5. **Check for Network Issues:**
- Examine the physical network infrastructure for any potential problems such as packet loss, congestion, or switch issues. Ensure that the network configuration on vCenter-A matches vCenter-B.
6. **Review VMware KB Articles:**
- Search VMware's Knowledge Base for any known issues or solutions related to NSX-V Edge Gateway hangs for your specific version. VMware often publishes articles with troubleshooting steps and fixes for common issues.

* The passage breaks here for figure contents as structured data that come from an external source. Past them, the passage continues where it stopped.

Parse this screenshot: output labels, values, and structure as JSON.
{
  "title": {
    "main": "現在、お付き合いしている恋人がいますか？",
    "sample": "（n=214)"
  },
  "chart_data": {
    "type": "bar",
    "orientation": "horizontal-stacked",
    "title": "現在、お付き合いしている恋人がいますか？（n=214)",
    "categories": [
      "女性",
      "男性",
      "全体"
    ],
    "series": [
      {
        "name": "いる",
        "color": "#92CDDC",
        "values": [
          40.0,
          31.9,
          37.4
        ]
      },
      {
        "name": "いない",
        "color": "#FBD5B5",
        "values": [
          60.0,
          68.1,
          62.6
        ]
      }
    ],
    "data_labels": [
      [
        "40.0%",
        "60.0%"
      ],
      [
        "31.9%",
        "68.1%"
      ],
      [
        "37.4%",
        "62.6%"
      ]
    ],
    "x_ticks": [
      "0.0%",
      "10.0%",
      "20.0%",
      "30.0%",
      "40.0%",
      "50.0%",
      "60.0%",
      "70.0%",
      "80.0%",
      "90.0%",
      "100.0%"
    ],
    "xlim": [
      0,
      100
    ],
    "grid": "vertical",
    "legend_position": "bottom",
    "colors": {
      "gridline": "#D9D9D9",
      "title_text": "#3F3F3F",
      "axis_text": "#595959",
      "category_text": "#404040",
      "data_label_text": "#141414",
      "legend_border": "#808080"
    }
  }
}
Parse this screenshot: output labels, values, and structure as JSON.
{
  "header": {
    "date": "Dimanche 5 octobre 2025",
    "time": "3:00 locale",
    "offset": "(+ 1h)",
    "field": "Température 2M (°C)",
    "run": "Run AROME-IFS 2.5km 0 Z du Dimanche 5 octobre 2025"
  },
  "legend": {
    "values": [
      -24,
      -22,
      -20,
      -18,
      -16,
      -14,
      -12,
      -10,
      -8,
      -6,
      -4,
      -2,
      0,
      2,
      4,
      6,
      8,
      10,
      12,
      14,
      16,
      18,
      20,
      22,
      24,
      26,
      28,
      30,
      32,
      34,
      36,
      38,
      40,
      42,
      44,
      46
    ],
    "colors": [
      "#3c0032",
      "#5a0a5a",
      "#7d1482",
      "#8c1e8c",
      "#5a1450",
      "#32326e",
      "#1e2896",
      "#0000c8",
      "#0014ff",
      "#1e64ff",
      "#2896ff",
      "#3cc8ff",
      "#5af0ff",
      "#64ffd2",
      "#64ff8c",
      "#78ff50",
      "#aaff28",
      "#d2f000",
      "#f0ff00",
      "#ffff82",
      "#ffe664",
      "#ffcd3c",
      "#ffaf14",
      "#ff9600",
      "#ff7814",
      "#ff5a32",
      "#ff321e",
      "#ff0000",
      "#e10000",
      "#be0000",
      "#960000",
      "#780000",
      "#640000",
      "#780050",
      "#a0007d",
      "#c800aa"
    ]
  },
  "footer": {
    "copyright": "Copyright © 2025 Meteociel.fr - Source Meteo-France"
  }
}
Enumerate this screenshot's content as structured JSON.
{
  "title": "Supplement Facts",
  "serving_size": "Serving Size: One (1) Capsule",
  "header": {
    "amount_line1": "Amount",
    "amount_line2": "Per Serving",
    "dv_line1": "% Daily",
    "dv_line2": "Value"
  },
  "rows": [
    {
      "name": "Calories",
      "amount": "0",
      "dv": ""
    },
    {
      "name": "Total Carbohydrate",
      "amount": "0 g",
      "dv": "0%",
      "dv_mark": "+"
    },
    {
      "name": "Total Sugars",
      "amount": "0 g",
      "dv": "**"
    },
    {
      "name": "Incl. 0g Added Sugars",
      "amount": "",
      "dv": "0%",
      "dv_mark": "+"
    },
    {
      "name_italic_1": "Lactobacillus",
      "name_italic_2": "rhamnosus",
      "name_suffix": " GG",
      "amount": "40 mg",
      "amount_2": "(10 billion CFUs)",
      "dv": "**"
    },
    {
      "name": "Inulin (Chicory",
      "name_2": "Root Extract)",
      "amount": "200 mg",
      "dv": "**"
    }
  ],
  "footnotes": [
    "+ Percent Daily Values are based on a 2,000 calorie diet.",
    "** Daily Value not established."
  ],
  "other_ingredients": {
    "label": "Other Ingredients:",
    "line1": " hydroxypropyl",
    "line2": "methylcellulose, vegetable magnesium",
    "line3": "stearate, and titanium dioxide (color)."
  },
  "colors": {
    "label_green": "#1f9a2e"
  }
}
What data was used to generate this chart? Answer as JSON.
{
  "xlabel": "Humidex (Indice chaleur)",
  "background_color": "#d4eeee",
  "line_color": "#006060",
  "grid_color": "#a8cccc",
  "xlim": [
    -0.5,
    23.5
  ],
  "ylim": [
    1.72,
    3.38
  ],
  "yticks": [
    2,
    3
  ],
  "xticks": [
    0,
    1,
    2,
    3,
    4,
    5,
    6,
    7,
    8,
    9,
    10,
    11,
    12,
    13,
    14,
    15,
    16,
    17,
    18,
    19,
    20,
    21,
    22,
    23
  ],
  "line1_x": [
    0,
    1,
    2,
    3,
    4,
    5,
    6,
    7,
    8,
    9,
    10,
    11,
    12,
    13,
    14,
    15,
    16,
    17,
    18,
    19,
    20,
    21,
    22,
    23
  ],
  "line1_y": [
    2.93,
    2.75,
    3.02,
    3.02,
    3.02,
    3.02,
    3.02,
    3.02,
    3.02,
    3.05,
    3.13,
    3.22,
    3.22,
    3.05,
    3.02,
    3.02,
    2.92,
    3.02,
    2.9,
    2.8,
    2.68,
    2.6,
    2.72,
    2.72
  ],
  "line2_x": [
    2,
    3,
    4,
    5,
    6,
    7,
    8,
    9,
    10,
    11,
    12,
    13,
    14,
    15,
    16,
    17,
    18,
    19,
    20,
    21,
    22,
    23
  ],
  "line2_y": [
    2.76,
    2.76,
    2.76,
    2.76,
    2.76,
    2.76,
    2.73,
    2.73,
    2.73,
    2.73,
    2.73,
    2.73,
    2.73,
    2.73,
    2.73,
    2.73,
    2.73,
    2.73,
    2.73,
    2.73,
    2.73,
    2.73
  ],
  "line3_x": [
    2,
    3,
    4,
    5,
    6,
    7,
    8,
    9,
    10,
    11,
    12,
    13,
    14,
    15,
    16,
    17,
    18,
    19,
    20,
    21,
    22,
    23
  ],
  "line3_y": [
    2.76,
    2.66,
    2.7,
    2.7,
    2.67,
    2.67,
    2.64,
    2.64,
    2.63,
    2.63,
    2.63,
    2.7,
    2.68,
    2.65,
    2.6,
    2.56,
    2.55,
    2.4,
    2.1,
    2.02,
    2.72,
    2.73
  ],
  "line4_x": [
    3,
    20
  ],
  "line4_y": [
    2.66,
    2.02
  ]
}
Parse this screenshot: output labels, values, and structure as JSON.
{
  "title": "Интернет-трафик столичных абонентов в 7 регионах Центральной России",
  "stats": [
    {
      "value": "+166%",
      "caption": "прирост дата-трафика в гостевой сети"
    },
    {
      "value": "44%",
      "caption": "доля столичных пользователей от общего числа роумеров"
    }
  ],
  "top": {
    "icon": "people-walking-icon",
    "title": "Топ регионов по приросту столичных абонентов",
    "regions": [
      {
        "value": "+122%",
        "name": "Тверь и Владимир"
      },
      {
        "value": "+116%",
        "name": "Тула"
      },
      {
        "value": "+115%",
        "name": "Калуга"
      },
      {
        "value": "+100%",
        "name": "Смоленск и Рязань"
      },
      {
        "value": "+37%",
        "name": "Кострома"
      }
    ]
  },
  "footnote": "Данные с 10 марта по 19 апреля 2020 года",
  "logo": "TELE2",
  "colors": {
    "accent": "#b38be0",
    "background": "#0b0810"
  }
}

7. **Check for ESXi Host Isolation:**
- Ensure that the ESXi hosts where Edge Gateway VMs are running are not experiencing isolation events or network issues. Host isolation can lead to communication problems.
8. **Check for VMware Tools and ESXi Updates:**
- Ensure that VMware Tools inside the VMs and ESXi hosts are up-to-date. Outdated or incompatible versions can lead to communication issues.
9. **Consider NSX-V Version Compatibility:**
- While you mentioned upgrading NSX on vCenter-A, ensure that NSX-V version 6.4.14 is fully compatible with your vCenter and ESXi versions.
10. **Engage VMware Support:**
- If the issue persists and you can't identify the root cause, consider opening a support case with VMware. They have the expertise and tools to diagnose and resolve complex issues.
11. **Performance Monitoring:**
- Implement performance monitoring and alerting for your NSX-V environment. Tools like vRealize Operations Manager can help you proactively detect performance issues.
12. **HA and Fault Tolerance:**
- Consider enabling High Availability (HA) and Fault Tolerance (FT) for critical VMs, including Edge Gateway VMs, to provide redundancy and minimize downtime in case of issues.
13. **Regular Maintenance:**
- Schedule regular maintenance windows to perform updates and patches on your VMware infrastructure components. This can help ensure that you have the latest bug fixes and security updates.
Given the complexity of your environment and the intermittent nature of the issue, it's essential to thoroughly investigate each potential cause and monitor the situation closely. VMware support may be your best resource for diagnosing and resolving this issue, especially if it's specific to vCenter-A and not reproducible on vCenter-B.